AUGUSTA – The state will receive about $6 million less than it anticipated from Big Tobacco companies this year.

R.J. Reynolds Tobacco Co. and Lorillard Tobacco Corp. together have decided to withhold more than $750 million from their annual payments to 46 states that agreed not to sue the industry as part of a national settlement plan in 1998.

Philip Morris USA, the largest of the tobacco companies, paid its entire bill, about $3.4 billion for its part of the settlement.

The deadline to make the payments was Monday.

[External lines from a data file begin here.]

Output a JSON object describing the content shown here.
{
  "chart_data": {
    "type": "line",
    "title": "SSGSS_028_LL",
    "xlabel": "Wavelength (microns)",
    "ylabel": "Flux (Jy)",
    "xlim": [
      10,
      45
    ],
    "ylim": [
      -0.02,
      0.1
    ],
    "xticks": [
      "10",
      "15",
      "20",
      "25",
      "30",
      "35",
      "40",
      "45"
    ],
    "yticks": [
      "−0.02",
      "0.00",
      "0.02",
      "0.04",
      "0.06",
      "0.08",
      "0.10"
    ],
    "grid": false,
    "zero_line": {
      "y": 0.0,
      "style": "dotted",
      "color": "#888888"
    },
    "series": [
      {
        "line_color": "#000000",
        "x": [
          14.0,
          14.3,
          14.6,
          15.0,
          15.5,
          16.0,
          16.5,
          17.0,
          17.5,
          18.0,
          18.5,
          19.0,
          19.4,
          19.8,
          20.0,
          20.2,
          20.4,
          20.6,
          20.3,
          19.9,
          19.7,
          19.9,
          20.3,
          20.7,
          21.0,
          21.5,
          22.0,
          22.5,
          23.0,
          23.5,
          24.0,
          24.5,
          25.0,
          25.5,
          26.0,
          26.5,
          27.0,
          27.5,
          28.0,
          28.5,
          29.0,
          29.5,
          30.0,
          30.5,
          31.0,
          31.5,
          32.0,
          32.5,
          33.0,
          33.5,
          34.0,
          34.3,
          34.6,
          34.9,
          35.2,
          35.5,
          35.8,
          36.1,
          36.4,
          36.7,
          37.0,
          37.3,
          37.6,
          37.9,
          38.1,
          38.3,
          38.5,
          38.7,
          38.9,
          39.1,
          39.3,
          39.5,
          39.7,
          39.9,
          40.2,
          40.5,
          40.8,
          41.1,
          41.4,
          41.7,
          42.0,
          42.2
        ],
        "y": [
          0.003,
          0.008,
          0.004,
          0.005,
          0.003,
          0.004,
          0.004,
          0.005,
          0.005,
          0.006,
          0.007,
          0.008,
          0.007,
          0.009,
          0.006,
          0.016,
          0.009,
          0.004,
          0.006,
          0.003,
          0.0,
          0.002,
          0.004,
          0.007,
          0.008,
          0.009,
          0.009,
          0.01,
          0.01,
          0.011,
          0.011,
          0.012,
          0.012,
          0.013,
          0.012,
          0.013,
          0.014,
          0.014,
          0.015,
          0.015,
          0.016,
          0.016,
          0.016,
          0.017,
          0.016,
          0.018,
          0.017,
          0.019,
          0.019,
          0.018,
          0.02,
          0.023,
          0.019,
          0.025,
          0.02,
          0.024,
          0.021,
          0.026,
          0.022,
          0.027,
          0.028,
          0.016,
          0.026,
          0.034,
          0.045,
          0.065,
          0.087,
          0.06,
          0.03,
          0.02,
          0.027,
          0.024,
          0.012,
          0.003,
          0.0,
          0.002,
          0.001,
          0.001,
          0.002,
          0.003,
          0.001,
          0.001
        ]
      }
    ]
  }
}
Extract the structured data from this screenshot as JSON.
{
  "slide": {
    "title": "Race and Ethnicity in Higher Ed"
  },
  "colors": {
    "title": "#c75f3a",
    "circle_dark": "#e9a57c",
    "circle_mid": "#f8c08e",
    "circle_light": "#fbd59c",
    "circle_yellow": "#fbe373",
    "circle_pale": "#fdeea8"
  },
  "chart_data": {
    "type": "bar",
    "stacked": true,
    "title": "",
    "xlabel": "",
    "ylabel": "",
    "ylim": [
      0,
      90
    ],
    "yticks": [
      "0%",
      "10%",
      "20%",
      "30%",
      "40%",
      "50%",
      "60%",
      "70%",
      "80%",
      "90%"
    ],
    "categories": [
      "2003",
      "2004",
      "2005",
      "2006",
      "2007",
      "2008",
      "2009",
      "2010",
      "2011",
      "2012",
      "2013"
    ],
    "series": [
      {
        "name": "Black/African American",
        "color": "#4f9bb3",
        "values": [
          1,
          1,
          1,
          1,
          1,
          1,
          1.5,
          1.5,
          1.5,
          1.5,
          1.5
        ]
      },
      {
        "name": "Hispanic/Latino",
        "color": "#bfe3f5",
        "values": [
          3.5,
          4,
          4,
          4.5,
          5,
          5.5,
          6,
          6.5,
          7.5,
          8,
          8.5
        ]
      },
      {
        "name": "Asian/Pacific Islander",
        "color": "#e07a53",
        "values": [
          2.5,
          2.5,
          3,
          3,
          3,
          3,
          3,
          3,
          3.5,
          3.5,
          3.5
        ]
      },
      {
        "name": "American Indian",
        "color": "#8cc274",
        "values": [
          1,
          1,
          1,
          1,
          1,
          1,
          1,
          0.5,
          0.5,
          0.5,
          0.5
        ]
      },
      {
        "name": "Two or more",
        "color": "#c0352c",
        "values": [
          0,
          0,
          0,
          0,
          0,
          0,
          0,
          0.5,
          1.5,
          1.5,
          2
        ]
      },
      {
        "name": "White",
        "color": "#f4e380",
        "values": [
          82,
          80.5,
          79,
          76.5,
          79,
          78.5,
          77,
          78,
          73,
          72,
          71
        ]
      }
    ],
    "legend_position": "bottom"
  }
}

With Philip Morris making its full payment but the Nos. 2 and 3 companies holding back, the state is expecting to lose about $5.8 million for 2006, down from an earlier projection of $8.8 million that assumed the tobacco industry would act in unison, according to the state budget office.

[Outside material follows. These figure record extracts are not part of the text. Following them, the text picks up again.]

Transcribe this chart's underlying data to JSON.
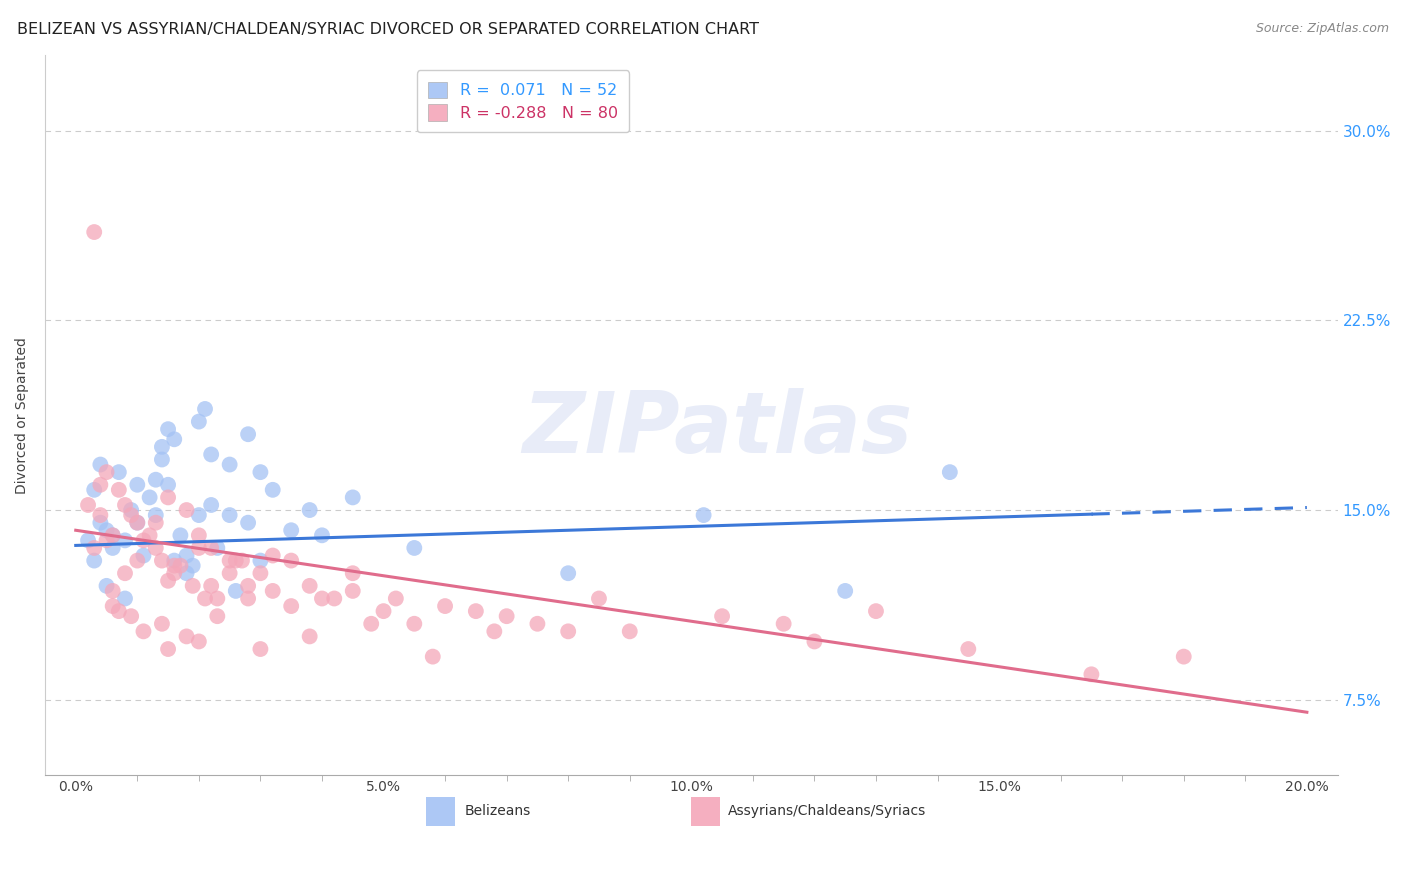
{
  "title": "BELIZEAN VS ASSYRIAN/CHALDEAN/SYRIAC DIVORCED OR SEPARATED CORRELATION CHART",
  "source_text": "Source: ZipAtlas.com",
  "ylabel": "Divorced or Separated",
  "xlabel_ticks": [
    "0.0%",
    "",
    "",
    "",
    "",
    "5.0%",
    "",
    "",
    "",
    "",
    "10.0%",
    "",
    "",
    "",
    "",
    "15.0%",
    "",
    "",
    "",
    "",
    "20.0%"
  ],
  "xlabel_vals": [
    0.0,
    1.0,
    2.0,
    3.0,
    4.0,
    5.0,
    6.0,
    7.0,
    8.0,
    9.0,
    10.0,
    11.0,
    12.0,
    13.0,
    14.0,
    15.0,
    16.0,
    17.0,
    18.0,
    19.0,
    20.0
  ],
  "xlabel_label_vals": [
    0.0,
    5.0,
    10.0,
    15.0,
    20.0
  ],
  "xlabel_label_ticks": [
    "0.0%",
    "5.0%",
    "10.0%",
    "15.0%",
    "20.0%"
  ],
  "ylabel_ticks": [
    "7.5%",
    "15.0%",
    "22.5%",
    "30.0%"
  ],
  "ylabel_vals": [
    7.5,
    15.0,
    22.5,
    30.0
  ],
  "xlim": [
    -0.5,
    20.5
  ],
  "ylim": [
    4.5,
    33.0
  ],
  "blue_color": "#a4c2f4",
  "pink_color": "#f4a7b9",
  "blue_line_color": "#3c78d8",
  "pink_line_color": "#e06c8c",
  "watermark": "ZIPatlas",
  "blue_scatter": [
    [
      0.5,
      14.2
    ],
    [
      0.8,
      13.8
    ],
    [
      1.0,
      16.0
    ],
    [
      1.2,
      15.5
    ],
    [
      1.3,
      14.8
    ],
    [
      1.4,
      17.5
    ],
    [
      1.5,
      18.2
    ],
    [
      1.6,
      17.8
    ],
    [
      1.8,
      12.5
    ],
    [
      2.0,
      18.5
    ],
    [
      2.1,
      19.0
    ],
    [
      2.2,
      17.2
    ],
    [
      2.5,
      16.8
    ],
    [
      2.8,
      18.0
    ],
    [
      0.3,
      13.0
    ],
    [
      0.4,
      14.5
    ],
    [
      0.6,
      13.5
    ],
    [
      0.9,
      15.0
    ],
    [
      1.1,
      13.2
    ],
    [
      1.7,
      14.0
    ],
    [
      3.0,
      16.5
    ],
    [
      3.2,
      15.8
    ],
    [
      0.2,
      13.8
    ],
    [
      0.7,
      16.5
    ],
    [
      1.9,
      12.8
    ],
    [
      2.3,
      13.5
    ],
    [
      2.6,
      11.8
    ],
    [
      0.5,
      12.0
    ],
    [
      0.8,
      11.5
    ],
    [
      1.0,
      14.5
    ],
    [
      1.5,
      16.0
    ],
    [
      2.0,
      14.8
    ],
    [
      3.5,
      14.2
    ],
    [
      4.5,
      15.5
    ],
    [
      1.3,
      16.2
    ],
    [
      1.6,
      13.0
    ],
    [
      2.2,
      15.2
    ],
    [
      0.3,
      15.8
    ],
    [
      0.6,
      14.0
    ],
    [
      1.4,
      17.0
    ],
    [
      2.8,
      14.5
    ],
    [
      3.8,
      15.0
    ],
    [
      10.2,
      14.8
    ],
    [
      14.2,
      16.5
    ],
    [
      12.5,
      11.8
    ],
    [
      0.4,
      16.8
    ],
    [
      1.8,
      13.2
    ],
    [
      2.5,
      14.8
    ],
    [
      4.0,
      14.0
    ],
    [
      5.5,
      13.5
    ],
    [
      8.0,
      12.5
    ],
    [
      3.0,
      13.0
    ]
  ],
  "pink_scatter": [
    [
      0.3,
      26.0
    ],
    [
      0.5,
      16.5
    ],
    [
      0.6,
      14.0
    ],
    [
      0.8,
      15.2
    ],
    [
      1.0,
      14.5
    ],
    [
      1.2,
      14.0
    ],
    [
      1.3,
      13.5
    ],
    [
      1.4,
      13.0
    ],
    [
      1.5,
      15.5
    ],
    [
      1.6,
      12.5
    ],
    [
      1.8,
      15.0
    ],
    [
      2.0,
      14.0
    ],
    [
      2.2,
      13.5
    ],
    [
      2.5,
      13.0
    ],
    [
      2.8,
      12.0
    ],
    [
      0.4,
      16.0
    ],
    [
      0.7,
      15.8
    ],
    [
      0.9,
      14.8
    ],
    [
      1.1,
      13.8
    ],
    [
      1.7,
      12.8
    ],
    [
      3.0,
      12.5
    ],
    [
      3.2,
      13.2
    ],
    [
      0.2,
      15.2
    ],
    [
      0.5,
      13.8
    ],
    [
      1.9,
      12.0
    ],
    [
      2.3,
      11.5
    ],
    [
      2.6,
      13.0
    ],
    [
      0.6,
      11.8
    ],
    [
      0.8,
      12.5
    ],
    [
      1.0,
      13.0
    ],
    [
      1.5,
      12.2
    ],
    [
      2.0,
      13.5
    ],
    [
      3.5,
      13.0
    ],
    [
      4.5,
      11.8
    ],
    [
      1.3,
      14.5
    ],
    [
      1.6,
      12.8
    ],
    [
      2.2,
      12.0
    ],
    [
      0.3,
      13.5
    ],
    [
      0.6,
      11.2
    ],
    [
      1.4,
      10.5
    ],
    [
      2.8,
      11.5
    ],
    [
      3.8,
      12.0
    ],
    [
      4.0,
      11.5
    ],
    [
      5.0,
      11.0
    ],
    [
      6.0,
      11.2
    ],
    [
      7.0,
      10.8
    ],
    [
      8.5,
      11.5
    ],
    [
      9.0,
      10.2
    ],
    [
      10.5,
      10.8
    ],
    [
      11.5,
      10.5
    ],
    [
      13.0,
      11.0
    ],
    [
      14.5,
      9.5
    ],
    [
      16.5,
      8.5
    ],
    [
      18.0,
      9.2
    ],
    [
      0.4,
      14.8
    ],
    [
      0.7,
      11.0
    ],
    [
      1.1,
      10.2
    ],
    [
      2.5,
      12.5
    ],
    [
      3.0,
      9.5
    ],
    [
      3.5,
      11.2
    ],
    [
      4.5,
      12.5
    ],
    [
      5.5,
      10.5
    ],
    [
      2.0,
      9.8
    ],
    [
      1.8,
      10.0
    ],
    [
      2.3,
      10.8
    ],
    [
      6.5,
      11.0
    ],
    [
      7.5,
      10.5
    ],
    [
      2.7,
      13.0
    ],
    [
      3.2,
      11.8
    ],
    [
      4.2,
      11.5
    ],
    [
      5.8,
      9.2
    ],
    [
      8.0,
      10.2
    ],
    [
      12.0,
      9.8
    ],
    [
      0.9,
      10.8
    ],
    [
      1.5,
      9.5
    ],
    [
      3.8,
      10.0
    ],
    [
      2.1,
      11.5
    ],
    [
      4.8,
      10.5
    ],
    [
      5.2,
      11.5
    ],
    [
      6.8,
      10.2
    ]
  ],
  "blue_line_x0": 0.0,
  "blue_line_y0": 13.6,
  "blue_line_x1": 20.0,
  "blue_line_y1": 15.1,
  "blue_dashed_start_x": 16.5,
  "pink_line_x0": 0.0,
  "pink_line_y0": 14.2,
  "pink_line_x1": 20.0,
  "pink_line_y1": 7.0,
  "legend_label_blue": "R =  0.071   N = 52",
  "legend_label_pink": "R = -0.288   N = 80",
  "title_fontsize": 11.5,
  "label_fontsize": 10,
  "tick_fontsize": 10,
  "background_color": "#ffffff",
  "grid_color": "#cccccc"
}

The state had expected $50.6 million from the tobacco industry. That projection has been adjusted to $44.8 million.

On Monday, the state received $41.8 million from the settlement and expects to receive another payment today of approximately $3 million, according to Deputy Treasurer Barbara Raths. By Friday, the state should have a complete breakdown of the payments from individual tobacco companies and exact information on how much was withheld.

The decision by the two companies comes as no surprise. The state’s supplemental budget anticipated that the tobacco companies might not pay their entire bill this year and included $4.45 million to bridge a possible fiscal year 2006 funding gap in the Fund for a Healthy Maine, which is financed with tobacco settlement money.

In 2007, there’s still a potential shortfall of $5.5 million, which could be worse if Philip Morris changes course and joins the other major tobacco companies by withholding money next year. Phillip Morris made its full payment this year, but has not made a commitment for next year, leaving about $3 million more in doubt.

“It could be bad news,” Carol Kelly, director of the Maine Coalition on Smoking or Health, said earlier this month. “If there’s no resolution found to the potential shortfall, it could be devastating to The Fund for a Healthy Maine programs. Right now we feel confident that we are going to be able to work with legislators and the governor’s office to make sure that doesn’t happen. But we can’t take our eye off the ball because that type of a cut could ruin the progress we’ve made in so many areas, not least of which is the tobacco program.”

The problem is partially remedied in 2008, when under the terms of the master settlement tobacco companies are due to increase their payments to states. The increase would offset the disputed funds, even if the state does not receive all the money to which it’s entitled.

It’s a one-year cash flow problem in 2007, Kelly said.

Maine consistently wins accolades for its anti-smoking efforts and the use of tobacco settlement money.

The Attorney General’s Office is being cagey about its strategy to recover the money. “At this point, we’re weighing our options,” said Chuck Dow, a spokesman for the attorney general. “I’d prefer to keep all of our powder dry.”

Because this is the first time tobacco companies have withheld settlement money, there’s no precedent for moving forward.

According to Dow, the AG’s office will decide how to proceed within the next several days.